One of the most important things to me in any relationship is trust. Trust that I am in a safe place to share my hopes, dreams and secrets. Too many times I hear people repeating conversations and stories about other people. Is that really gossip? No one likes to be called a gossip. But what is really considered gossip? Miriam Webster defines gossip as, “a person who habitually reveals personal or sensational facts about others.” Is the key to this definition habitually? I am not sure. What do you think?
Through the years I have also come to realize that sharing information about anything, even when it may not be gossip, isn’t always the best thing either. What if I am stealing someone’s “thunder”? What I mean by thunder is sharing news, whether good or bad, with other people before the owner gets the chance. I have really tried to adopt the motto: “It isn’t my story to tell.” When someone asks me what I know about blank, or so-and-so, I try to say it isn’t my story to tell. Why? Maybe the information was given to me but I never asked if I could tell other people. Perhaps it was exciting news. Why not let the recipient of that good news share it and let others see their excitement?
There is a reason people don’t usually tell secrets to children: They spill the beans. Or do you know someone that if told something that within the day most everyone in the family or office will know about it? If asked by your co-workers, friends or family how you are with keeping secrets what would they say?
Am I perfect at this? Not even close. I am a very chatty person by nature so this has taken me years to develop. Especially when it is with close friends and family.
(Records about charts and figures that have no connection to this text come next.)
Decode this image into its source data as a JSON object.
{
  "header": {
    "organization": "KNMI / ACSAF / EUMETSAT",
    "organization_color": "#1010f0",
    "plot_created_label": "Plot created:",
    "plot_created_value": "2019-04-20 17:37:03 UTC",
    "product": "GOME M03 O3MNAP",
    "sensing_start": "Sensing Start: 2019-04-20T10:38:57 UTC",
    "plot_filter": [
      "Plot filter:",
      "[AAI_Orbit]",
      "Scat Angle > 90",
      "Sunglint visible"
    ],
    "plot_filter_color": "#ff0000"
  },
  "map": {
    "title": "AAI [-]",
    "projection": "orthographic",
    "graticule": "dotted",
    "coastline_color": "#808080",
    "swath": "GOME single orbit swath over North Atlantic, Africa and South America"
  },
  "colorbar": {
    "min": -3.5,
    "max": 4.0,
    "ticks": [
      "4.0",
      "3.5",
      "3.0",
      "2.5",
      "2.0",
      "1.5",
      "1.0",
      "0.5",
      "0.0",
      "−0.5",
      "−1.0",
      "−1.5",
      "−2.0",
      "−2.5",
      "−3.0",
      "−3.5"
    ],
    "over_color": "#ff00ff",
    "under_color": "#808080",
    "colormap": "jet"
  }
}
With acquaintances I find it a lot easier to not say anything. I used to say, “I don’t know” but this, to me, is actually lying. I don’t want to lie to people because that erodes trust as well. So for me saying, “it isn’t my story to tell” is a good way of saying they should check with the person directly involved to find out what has happened or will happen.
We are all in this journey of life together. Be trustworthy. Be kind. Be authentic.